Wait, I'm not convinced yet. I know that if a PCI read fails, you
normally get ~0 data because the host bridge fabricates it to complete
the CPU load.
But what guarantees that a PCI config register cannot contain ~0?
If there's something about that in the spec I'd love to know where it
is because it would simplify a lot of things.
I don't think we should merge any of these patches as-is. If we *do*
want to go this direction, we at least need some kind of macro or
function that tests for ~0 so we have a clue about what's happening
and can grep for it.
Bjorn
On Sun, Aug 02, 2020 at 02:14:06PM -0500, Bjorn Helgaas wrote:
> Wait, I'm not convinced yet. I know that if a PCI read fails, you
> normally get ~0 data because the host bridge fabricates it to complete
> the CPU load.
>
> But what guarantees that a PCI config register cannot contain ~0?
Well, I don't think you can differentiate that case, right?
I guess this is where the driver knowledge comes into play: if the read
returns ~0, the pci_read_config* should probably return in that case
something like:
PCIBIOS_READ_MAYBE_FAILED
to denote it is all 1s and then the caller should be able to determine,
based on any of domain:bus:slot.func and whatever else the driver knows
about its hardware, whether the 1s are a valid value or an error.
Hopefully.
Or something better of which I cannot think of right now...
--
Regards/Gruss,
Boris.
https://people.kernel.org/tglx/notes-about-netiquette
On Sun, Aug 02, 2020 at 02:14:06PM -0500, Bjorn Helgaas wrote:
> But what guarantees that a PCI config register cannot contain ~0?

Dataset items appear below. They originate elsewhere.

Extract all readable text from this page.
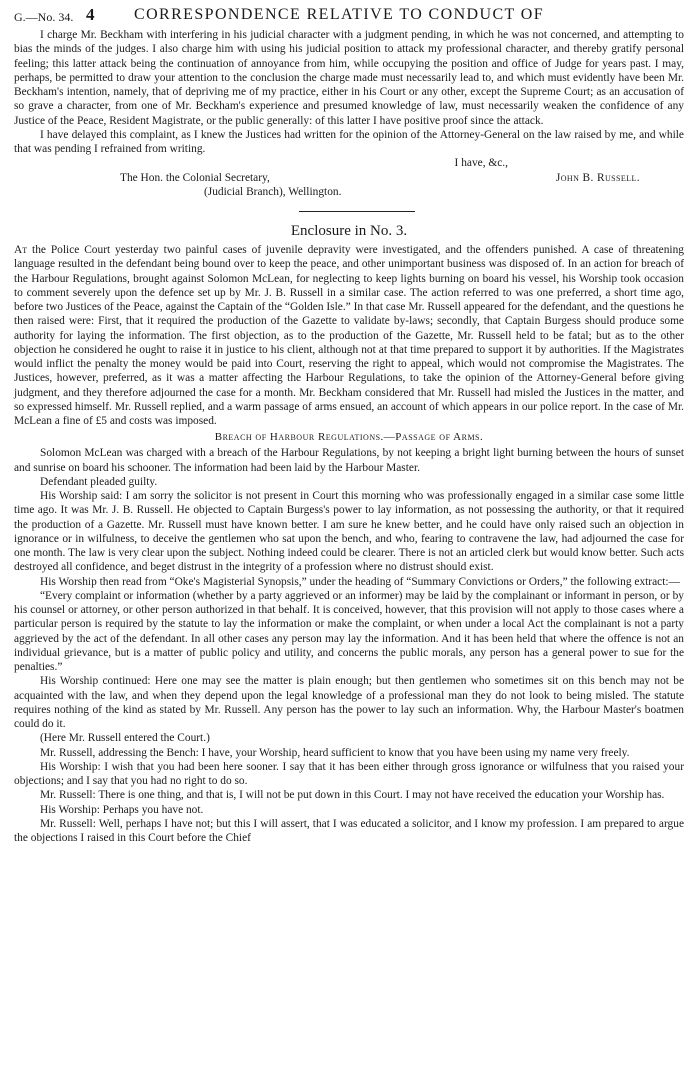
G.—No. 34. 4 CORRESPONDENCE RELATIVE TO CONDUCT OF

I charge Mr. Beckham with interfering in his judicial character with a judgment pending, in which he was not concerned, and attempting to bias the minds of the judges. I also charge him with using his judicial position to attack my professional character, and thereby gratify personal feeling; this latter attack being the continuation of annoyance from him, while occupying the position and office of Judge for years past. I may, perhaps, be permitted to draw your attention to the conclusion the charge made must necessarily lead to, and which must evidently have been Mr. Beckham's intention, namely, that of depriving me of my practice, either in his Court or any other, except the Supreme Court; as an accusation of so grave a character, from one of Mr. Beckham's experience and presumed knowledge of law, must necessarily weaken the confidence of any Justice of the Peace, Resident Magistrate, or the public generally: of this latter I have positive proof since the attack.

I have delayed this complaint, as I knew the Justices had written for the opinion of the Attorney-General on the law raised by me, and while that was pending I refrained from writing.

I have, &c.,
The Hon. the Colonial Secretary,	John B. Russell.
(Judicial Branch), Wellington.
Enclosure in No. 3.

At the Police Court yesterday two painful cases of juvenile depravity were investigated, and the offenders punished. A case of threatening language resulted in the defendant being bound over to keep the peace, and other unimportant business was disposed of. In an action for breach of the Harbour Regulations, brought against Solomon McLean, for neglecting to keep lights burning on board his vessel, his Worship took occasion to comment severely upon the defence set up by Mr. J. B. Russell in a similar case. The action referred to was one preferred, a short time ago, before two Justices of the Peace, against the Captain of the “Golden Isle.” In that case Mr. Russell appeared for the defendant, and the questions he then raised were: First, that it required the production of the Gazette to validate by-laws; secondly, that Captain Burgess should produce some authority for laying the information. The first objection, as to the production of the Gazette, Mr. Russell held to be fatal; but as to the other objection he considered he ought to raise it in justice to his client, although not at that time prepared to support it by authorities. If the Magistrates would inflict the penalty the money would be paid into Court, reserving the right to appeal, which would not compromise the Magistrates. The Justices, however, preferred, as it was a matter affecting the Harbour Regulations, to take the opinion of the Attorney-General before giving judgment, and they therefore adjourned the case for a month. Mr. Beckham considered that Mr. Russell had misled the Justices in the matter, and so expressed himself. Mr. Russell replied, and a warm passage of arms ensued, an account of which appears in our police report. In the case of Mr. McLean a fine of £5 and costs was imposed.

Breach of Harbour Regulations.—Passage of Arms.

Solomon McLean was charged with a breach of the Harbour Regulations, by not keeping a bright light burning between the hours of sunset and sunrise on board his schooner. The information had been laid by the Harbour Master.

Defendant pleaded guilty.

His Worship said: I am sorry the solicitor is not present in Court this morning who was professionally engaged in a similar case some little time ago. It was Mr. J. B. Russell. He objected to Captain Burgess's power to lay information, as not possessing the authority, or that it required the production of a Gazette. Mr. Russell must have known better. I am sure he knew better, and he could have only raised such an objection in ignorance or in wilfulness, to deceive the gentlemen who sat upon the bench, and who, fearing to contravene the law, had adjourned the case for one month. The law is very clear upon the subject. Nothing indeed could be clearer. There is not an articled clerk but would know better. Such acts destroyed all confidence, and beget distrust in the integrity of a profession where no distrust should exist.

His Worship then read from “Oke's Magisterial Synopsis,” under the heading of “Summary Convictions or Orders,” the following extract:—

“Every complaint or information (whether by a party aggrieved or an informer) may be laid by the complainant or informant in person, or by his counsel or attorney, or other person authorized in that behalf. It is conceived, however, that this provision will not apply to those cases where a particular person is required by the statute to lay the information or make the complaint, or when under a local Act the complainant is not a party aggrieved by the act of the defendant. In all other cases any person may lay the information. And it has been held that where the offence is not an individual grievance, but is a matter of public policy and utility, and concerns the public morals, any person has a general power to sue for the penalties.”

His Worship continued: Here one may see the matter is plain enough; but then gentlemen who sometimes sit on this bench may not be acquainted with the law, and when they depend upon the legal knowledge of a professional man they do not look to being misled. The statute requires nothing of the kind as stated by Mr. Russell. Any person has the power to lay such an information. Why, the Harbour Master's boatmen could do it.

(Here Mr. Russell entered the Court.)

Mr. Russell, addressing the Bench: I have, your Worship, heard sufficient to know that you have been using my name very freely.

His Worship: I wish that you had been here sooner. I say that it has been either through gross ignorance or wilfulness that you raised your objections; and I say that you had no right to do so.

Mr. Russell: There is one thing, and that is, I will not be put down in this Court. I may not have received the education your Worship has.

His Worship: Perhaps you have not.

Mr. Russell: Well, perhaps I have not; but this I will assert, that I was educated a solicitor, and I know my profession. I am prepared to argue the objections I raised in this Court before the Chief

> If there's something about that in the spec I'd love to know where it
> is because it would simplify a lot of things.
There isn't. An we even have cases like the NVMe controller memory
buffer and persistent memory region, which are BARs that store
abritrary values for later retreival, so it can't. (now those
features have a major issue with error detection, but that is another
issue)